Em todo Estado de São Paulo, 12.237 pessoas aguardavam, em agosto, a solidariedade de famílias que, diante do falecimento de um ente querido, decidissem pela doação de seus órgãos. Não bastasse essa dificuldade, faz parte ainda do rol de esperas de quem precisa de um transplante contar com uma maré de sorte — que muitos também chamam de destino ou proteção divina — de que o doador seja compatível. No Dia Nacional de Doação de Órgãos e Tecidos, lembrado neste 27 de setembro, a luta ainda está em transpor as dúvidas e inseguranças em relação ao tema. Em todo o País, 23.108 pessoas esperavam por um órgão na fila em agosto.
Segundo a Secretaria Estadual da Saúde, não é possível saber quantas pessoas da lista de espera unificada — que reúne pacientes de todo o Brasil — são sorocabanos ou residem na cidade e região. Se considerados os dados do Estado, entretanto, é possível verificar que o maior montante, no mês passado, era na espera por um rim: 10.987 pacientes. O médico Francisco Antônio Fernandes, coordenador da equipe de transplante renal do Hospital Santa Lucinda — habilitado, desde 1992, para a realização desse tipo de procedimento na região — explica que esse número não é mero acaso. “Isso acontece pois temos diagnósticos cada vez mais precoces e uma melhor qualidade da diálise, o que permite ao doente renal crônico uma sobrevida maior.” No caso específico dos rins, os pacientes que aguardam pelo órgão têm, ainda, a possibilidade de encontrar um doador vivo. Entretanto, dos 77 transplantes feitos no Santa Lucinda desde janeiro de 2012, 90% foram realizados com órgãos de doadores falecidos, ou seja, que chegaram no estado neurológico de morte cerebral. De acordo com Fernandes, com a qualidade dos tratamentos se tem optado por aguardar na fila e, após constada a ausência de doadores, partir para a identificação de familiares aptos ao procedimento.

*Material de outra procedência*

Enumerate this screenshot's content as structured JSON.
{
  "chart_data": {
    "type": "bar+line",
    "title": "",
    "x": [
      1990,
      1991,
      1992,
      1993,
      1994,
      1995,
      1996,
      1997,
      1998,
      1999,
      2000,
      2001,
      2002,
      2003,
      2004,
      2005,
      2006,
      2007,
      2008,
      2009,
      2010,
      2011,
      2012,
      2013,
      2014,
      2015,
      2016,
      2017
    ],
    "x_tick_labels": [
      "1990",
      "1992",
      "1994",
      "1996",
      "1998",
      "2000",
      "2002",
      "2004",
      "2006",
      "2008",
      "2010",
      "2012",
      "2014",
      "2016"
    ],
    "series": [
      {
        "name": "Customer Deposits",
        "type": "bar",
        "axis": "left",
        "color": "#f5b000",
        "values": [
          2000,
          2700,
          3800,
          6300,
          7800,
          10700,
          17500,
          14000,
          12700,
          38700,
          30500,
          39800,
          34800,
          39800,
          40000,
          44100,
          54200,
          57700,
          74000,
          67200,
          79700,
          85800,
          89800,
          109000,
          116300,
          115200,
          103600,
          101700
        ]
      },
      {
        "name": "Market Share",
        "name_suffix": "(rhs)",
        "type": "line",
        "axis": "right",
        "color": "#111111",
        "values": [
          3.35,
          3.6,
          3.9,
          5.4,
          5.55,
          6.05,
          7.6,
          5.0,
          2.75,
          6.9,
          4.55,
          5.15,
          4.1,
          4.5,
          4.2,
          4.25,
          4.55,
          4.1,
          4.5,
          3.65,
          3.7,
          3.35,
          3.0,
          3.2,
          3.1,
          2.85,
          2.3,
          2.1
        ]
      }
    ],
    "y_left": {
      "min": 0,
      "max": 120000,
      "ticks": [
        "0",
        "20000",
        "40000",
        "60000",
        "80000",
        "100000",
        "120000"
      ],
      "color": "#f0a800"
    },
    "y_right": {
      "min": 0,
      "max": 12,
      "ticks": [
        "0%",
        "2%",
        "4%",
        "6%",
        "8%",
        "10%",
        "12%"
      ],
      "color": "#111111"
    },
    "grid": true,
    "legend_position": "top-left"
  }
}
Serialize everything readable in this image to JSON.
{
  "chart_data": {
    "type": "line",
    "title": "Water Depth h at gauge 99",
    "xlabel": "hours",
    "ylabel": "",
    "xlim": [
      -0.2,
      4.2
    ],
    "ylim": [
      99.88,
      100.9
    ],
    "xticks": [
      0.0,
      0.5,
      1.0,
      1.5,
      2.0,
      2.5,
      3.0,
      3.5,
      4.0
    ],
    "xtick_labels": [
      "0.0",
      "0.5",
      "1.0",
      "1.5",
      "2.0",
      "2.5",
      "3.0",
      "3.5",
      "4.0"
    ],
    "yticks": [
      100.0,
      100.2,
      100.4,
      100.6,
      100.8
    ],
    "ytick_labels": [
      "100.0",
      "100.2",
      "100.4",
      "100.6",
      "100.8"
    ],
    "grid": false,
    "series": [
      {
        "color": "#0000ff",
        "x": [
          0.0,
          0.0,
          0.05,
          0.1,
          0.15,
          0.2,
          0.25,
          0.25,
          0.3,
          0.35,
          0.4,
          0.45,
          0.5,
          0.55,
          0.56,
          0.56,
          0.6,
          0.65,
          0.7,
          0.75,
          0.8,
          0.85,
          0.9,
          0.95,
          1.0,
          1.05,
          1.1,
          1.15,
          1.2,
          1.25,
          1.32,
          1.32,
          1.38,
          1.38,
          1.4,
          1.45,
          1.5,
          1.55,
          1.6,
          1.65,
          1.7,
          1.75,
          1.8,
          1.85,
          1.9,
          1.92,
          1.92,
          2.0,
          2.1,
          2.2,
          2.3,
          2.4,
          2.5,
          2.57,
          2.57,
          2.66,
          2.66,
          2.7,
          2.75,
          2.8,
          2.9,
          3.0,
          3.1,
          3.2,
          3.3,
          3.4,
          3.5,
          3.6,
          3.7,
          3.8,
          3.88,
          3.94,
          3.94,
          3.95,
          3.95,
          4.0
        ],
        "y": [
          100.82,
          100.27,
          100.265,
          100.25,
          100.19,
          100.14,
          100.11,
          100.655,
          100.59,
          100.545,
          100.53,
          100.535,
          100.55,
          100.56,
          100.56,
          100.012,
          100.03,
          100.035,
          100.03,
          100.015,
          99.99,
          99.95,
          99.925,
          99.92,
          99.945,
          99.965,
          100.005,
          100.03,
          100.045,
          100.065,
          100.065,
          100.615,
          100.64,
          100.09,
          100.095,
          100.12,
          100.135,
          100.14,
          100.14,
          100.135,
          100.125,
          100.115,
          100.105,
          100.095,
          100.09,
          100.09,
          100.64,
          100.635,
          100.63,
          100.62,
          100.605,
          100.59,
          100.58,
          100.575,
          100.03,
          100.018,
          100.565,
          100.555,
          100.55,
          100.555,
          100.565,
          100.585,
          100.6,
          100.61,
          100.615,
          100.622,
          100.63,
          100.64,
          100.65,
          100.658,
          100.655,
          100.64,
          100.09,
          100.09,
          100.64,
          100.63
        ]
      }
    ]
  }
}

Para os demais órgãos, só há possibilidade de doadores vivos os casos de pacientes que necessitam de medula óssea ou apenas parte de um fígado ou pulmão. Depois dos rins, a maior espera, em agosto, era por um fígado (580) e rins/pâncreas (400) — quando há necessidade dos dois órgãos. As menores filas eram de quem aguardava um coração (158 pacientes), um pulmão (95) ou apenas o pâncreas (17). Francisco Fernandes ressalta que os números mostram exatamente a urgência de um transplante — no caso destes, os pacientes nem sempre suportam a espera. Além dos chamados órgãos sólidos, há ainda a fila por córneas. Eram 9.954 pacientes nessa situação no Brasil todo, em agosto, dos quais 3.329 em São Paulo. Todos os procedimentos ligados a um transplante são realizados pelo Sistema Único de Saúde (SUS).
Resistência
“Do ponto de vista tecnológico, de equipes capacitadas, alocação dos órgãos onde precisam chegar, o Brasil está muito bem. O que ainda falta é um amadurecimento e entendimento das pessoas sobre o momento da morte encefálica”, ressalta Fernandes. Segundo o Estado, a recusa dos familiares em autorizar a doação de órgãos, que na década de 1990 era de 70%, já caiu para 40% em 2016. Mas o número de autorizações ainda não é suficiente. “Precisamos de mais doações e que elas ocorram com mais facilidade. Temos uma equipe grande trabalhando, uma fila gigante, mas também famílias que têm que tomar uma decisão rápida.” O médico reitera que o diagnóstico de morte encefálica — quando o cérebro deixa de funcionar, porém o coração continua batendo, num sinal reflexo, o que mantém os órgãos vivos para que possam ser transplantados — é bastante seguro. “Existem métodos gráficos que permitem ter certeza do diagnóstico. Neste estado clínico não há relato de nenhum caso em que o paciente tenha voltado, mesmo de maneira inconsciente. Essas pessoas têm apenas poucas horas de vida.” Não existe nenhuma identificação formal, como um documento, por exemplo, capaz de garantir que a pessoa que deseja ser doadora de órgãos passe pelo procedimento em caso de morte encefálica. Porém, comunicar a vontade à família é imprescindível, já que serão os familiares os responsáveis pela decisão.
Audiência pública
Para marcar a passagem do Dia Nacional de Doação de Órgãos e Tecidos será realizada amanhã, às 19h30, na Câmara Municipal de Sorocaba, uma audiência pública com a presença de representantes das equipes de transplantes que atuam na cidade, além de profissionais que irão explicar em detalhes o que é a morte encefálica. O evento é gratuito e aberto a todos os interessados.